Unit step function present in convolution result

We are currently learning about convolution in my signals and systems class, and one of our textbook problems is to compute the convolution of $x(t) = e^{-\alpha t} u(t)$ and $y(t) = e^{-\beta t} u(t)$. After working out the integral, I obtained the following result

$$x(t) * h(t) = \frac{e^{-\alpha t} - e^{-\beta t}}{\beta - \alpha}.$$

The solutions manual for my textbook has the same answer, except their result is multiplied by $u(t)$. I am unsure of where this is coming from, since I know that I computed the integral correctly. I used the unit step functions to simplify the bounds on the integral, so I do not see how they are still around in the final answer.

Can anyone explain what is going on here?
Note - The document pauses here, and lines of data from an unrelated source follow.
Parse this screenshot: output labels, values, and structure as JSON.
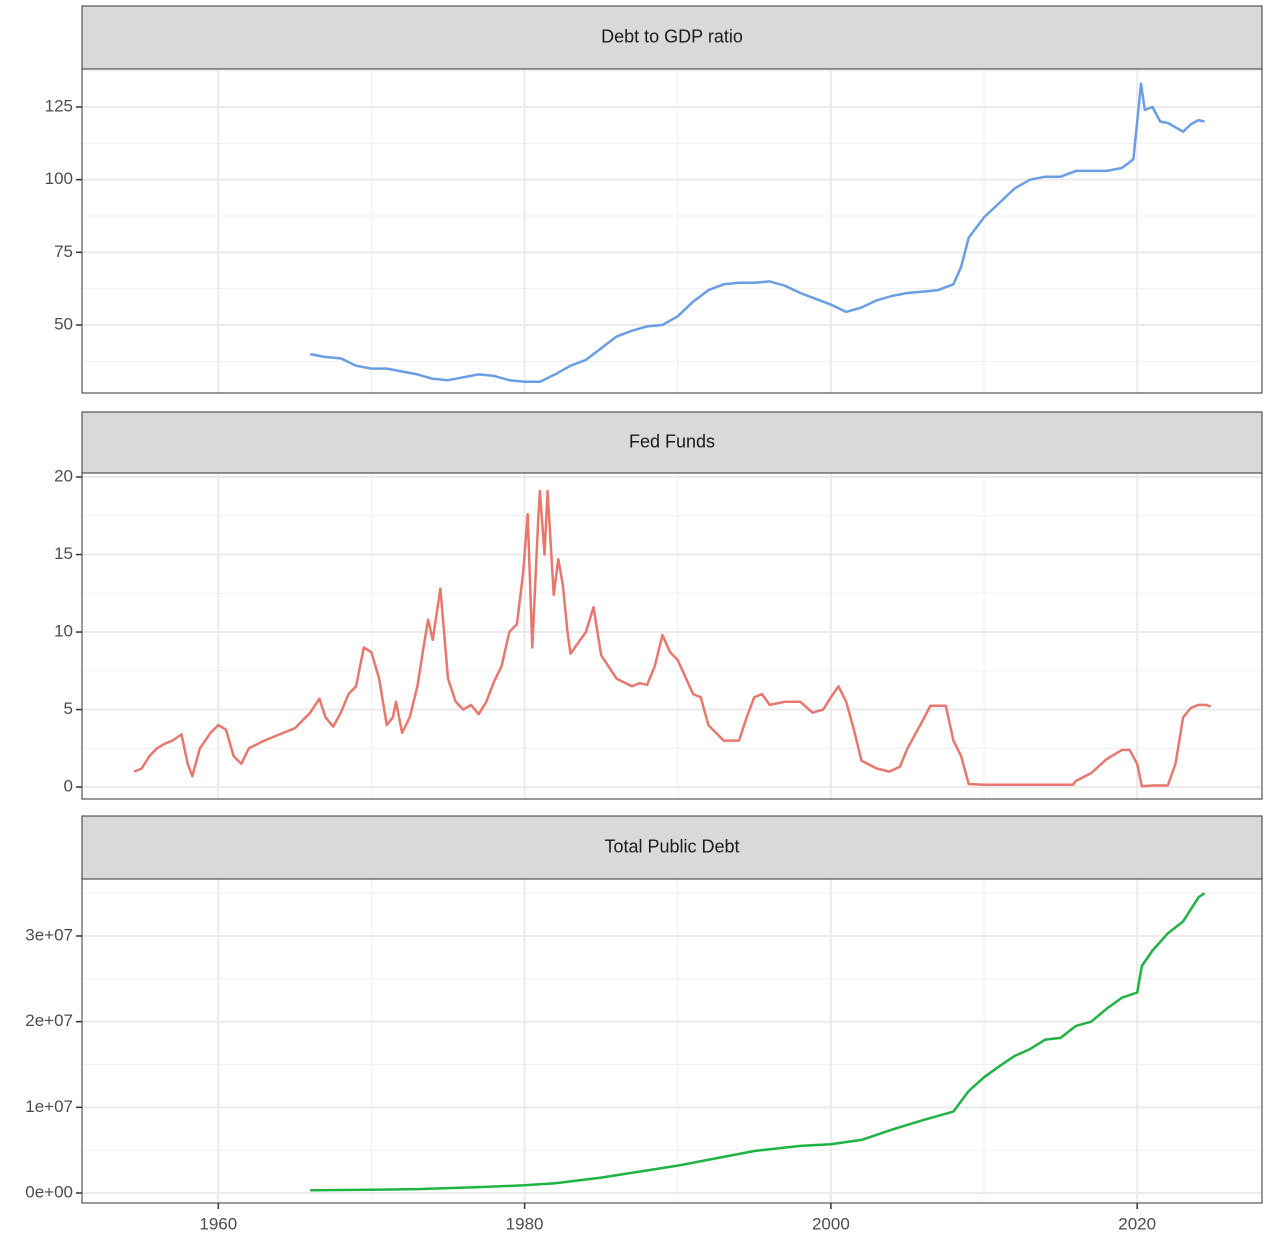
{
  "chart_data": {
    "type": "facet",
    "xlim": [
      1951.1,
      2028.15
    ],
    "xticks": [
      1960,
      1980,
      2000,
      2020
    ],
    "x_minor_ticks": [
      1970,
      1990,
      2010
    ],
    "grid": true,
    "panels": [
      {
        "type": "line",
        "title": "Debt to GDP ratio",
        "color": "#6a9ee3",
        "ylim": [
          26.6,
          138.07
        ],
        "yticks": [
          50,
          75,
          100,
          125
        ],
        "y_minor_ticks": [
          37.5,
          62.5,
          87.5,
          112.5,
          137.5
        ],
        "x": [
          1966,
          1967,
          1968,
          1969,
          1970,
          1971,
          1972,
          1973,
          1974,
          1975,
          1976,
          1977,
          1978,
          1979,
          1980,
          1981,
          1982,
          1983,
          1984,
          1985,
          1986,
          1987,
          1988,
          1989,
          1990,
          1991,
          1992,
          1993,
          1994,
          1995,
          1996,
          1997,
          1998,
          1999,
          2000,
          2001,
          2002,
          2003,
          2004,
          2005,
          2006,
          2007,
          2008,
          2008.5,
          2009,
          2010,
          2011,
          2012,
          2013,
          2014,
          2015,
          2016,
          2017,
          2018,
          2019,
          2019.75,
          2020.25,
          2020.5,
          2021,
          2021.5,
          2022,
          2022.5,
          2023,
          2023.5,
          2024,
          2024.4
        ],
        "values": [
          40,
          39,
          38.5,
          36,
          35,
          35,
          34,
          33,
          31.5,
          31,
          32,
          33,
          32.5,
          31,
          30.5,
          30.5,
          33,
          36,
          38,
          42,
          46,
          48,
          49.5,
          50,
          53,
          58,
          62,
          64,
          64.5,
          64.5,
          65,
          63.5,
          61,
          59,
          57,
          54.5,
          56,
          58.5,
          60,
          61,
          61.5,
          62,
          64,
          70,
          80,
          87,
          92,
          97,
          100,
          101,
          101,
          103,
          103,
          103,
          104,
          107,
          133,
          124,
          125,
          120,
          119.5,
          118,
          116.5,
          119,
          120.5,
          120
        ]
      },
      {
        "type": "line",
        "title": "Fed Funds",
        "color": "#e8776d",
        "ylim": [
          -0.77,
          20.26
        ],
        "yticks": [
          0,
          5,
          10,
          15,
          20
        ],
        "y_minor_ticks": [
          2.5,
          7.5,
          12.5,
          17.5
        ],
        "x": [
          1954.5,
          1955,
          1955.5,
          1956,
          1956.5,
          1957,
          1957.6,
          1958,
          1958.3,
          1958.8,
          1959.5,
          1960,
          1960.5,
          1961,
          1961.5,
          1962,
          1963,
          1964,
          1965,
          1966,
          1966.6,
          1967,
          1967.5,
          1968,
          1968.5,
          1969,
          1969.5,
          1970,
          1970.5,
          1971,
          1971.4,
          1971.6,
          1972,
          1972.5,
          1973,
          1973.4,
          1973.7,
          1974,
          1974.5,
          1975,
          1975.5,
          1976,
          1976.5,
          1977,
          1977.5,
          1978,
          1978.5,
          1979,
          1979.5,
          1979.9,
          1980.2,
          1980.5,
          1980.9,
          1981,
          1981.3,
          1981.5,
          1981.9,
          1982.2,
          1982.5,
          1982.8,
          1983,
          1984,
          1984.5,
          1985,
          1986,
          1987,
          1987.5,
          1988,
          1988.5,
          1989,
          1989.5,
          1990,
          1991,
          1991.5,
          1992,
          1993,
          1994,
          1994.5,
          1995,
          1995.5,
          1996,
          1997,
          1998,
          1998.8,
          1999.5,
          2000,
          2000.5,
          2001,
          2001.5,
          2002,
          2003,
          2003.8,
          2004.5,
          2005,
          2006,
          2006.5,
          2007.5,
          2008,
          2008.5,
          2009,
          2010,
          2012,
          2015.8,
          2016,
          2017,
          2018,
          2019,
          2019.5,
          2020,
          2020.3,
          2021,
          2022,
          2022.5,
          2023,
          2023.5,
          2024,
          2024.5,
          2024.8
        ],
        "values": [
          1.0,
          1.2,
          2.0,
          2.5,
          2.8,
          3.0,
          3.4,
          1.5,
          0.7,
          2.5,
          3.5,
          4.0,
          3.7,
          2.0,
          1.5,
          2.5,
          3.0,
          3.4,
          3.8,
          4.8,
          5.7,
          4.5,
          3.9,
          4.8,
          6.0,
          6.5,
          9.0,
          8.7,
          7.0,
          4.0,
          4.5,
          5.5,
          3.5,
          4.5,
          6.5,
          9.0,
          10.8,
          9.5,
          12.8,
          7.0,
          5.5,
          5.0,
          5.3,
          4.7,
          5.5,
          6.8,
          7.8,
          10.0,
          10.5,
          13.8,
          17.6,
          9.0,
          17.5,
          19.1,
          15.0,
          19.1,
          12.4,
          14.7,
          13.0,
          10.0,
          8.6,
          10.0,
          11.6,
          8.5,
          7.0,
          6.5,
          6.7,
          6.6,
          7.8,
          9.8,
          8.7,
          8.2,
          6.0,
          5.8,
          4.0,
          3.0,
          3.0,
          4.5,
          5.8,
          6.0,
          5.3,
          5.5,
          5.5,
          4.8,
          5.0,
          5.8,
          6.5,
          5.5,
          3.7,
          1.7,
          1.2,
          1.0,
          1.3,
          2.5,
          4.3,
          5.25,
          5.25,
          3.0,
          2.0,
          0.2,
          0.15,
          0.15,
          0.15,
          0.4,
          0.9,
          1.8,
          2.4,
          2.4,
          1.5,
          0.05,
          0.1,
          0.1,
          1.5,
          4.5,
          5.1,
          5.3,
          5.3,
          5.2
        ]
      },
      {
        "type": "line",
        "title": "Total Public Debt",
        "color": "#1fb344",
        "ylim": [
          -1167000,
          36650000
        ],
        "yticks": [
          {
            "value": 0,
            "label": "0e+00"
          },
          {
            "value": 10000000,
            "label": "1e+07"
          },
          {
            "value": 20000000,
            "label": "2e+07"
          },
          {
            "value": 30000000,
            "label": "3e+07"
          }
        ],
        "y_minor_ticks": [
          5000000,
          15000000,
          25000000,
          35000000
        ],
        "x": [
          1966,
          1970,
          1973,
          1977,
          1980,
          1982,
          1985,
          1990,
          1995,
          1998,
          2000,
          2002,
          2004,
          2006,
          2008,
          2009,
          2010,
          2011,
          2012,
          2013,
          2014,
          2015,
          2016,
          2017,
          2018,
          2019,
          2020,
          2020.3,
          2021,
          2022,
          2023,
          2024,
          2024.4
        ],
        "values": [
          320000,
          370000,
          460000,
          690000,
          900000,
          1140000,
          1800000,
          3200000,
          4900000,
          5500000,
          5700000,
          6200000,
          7400000,
          8500000,
          9500000,
          11900000,
          13500000,
          14800000,
          16000000,
          16800000,
          17900000,
          18100000,
          19500000,
          20000000,
          21500000,
          22800000,
          23400000,
          26500000,
          28300000,
          30300000,
          31700000,
          34500000,
          35000000
        ]
      }
    ]
  }
}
\begin{align} f(t) &= \int_{-\infty}^\infty x(\tau) h(t-\tau) \,d\tau \\ &= \int_{-\infty}^\infty e^{-\alpha\tau} u(\tau) e^{-\beta(t-\tau)} u(t-\tau) \,d\tau \end{align} And this is probably where you probably went on and tried to simplified the bounds on the integral with: \begin{align} f(t) &= \int_0^t e^{-\alpha\tau} e^{-\beta(t-\tau)} \, d\tau \\ \end{align} forgetting that this is only true if $t \geq 0$. Indeed for $t < 0$ the product $u(\tau) u(t-\tau)$ is 0 for all values of $\tau$, and the result of the integral is thus 0.
So, the correct expression would be: \begin{align} f(t) &= u(t) \int_0^t e^{-\alpha\tau} e^{-\beta(t-\tau)} \, d\tau \\ &= \cdots \\ &= u(t) \frac{e^{-\alpha t} - e^{-\beta t}}{\beta-\alpha} \end{align}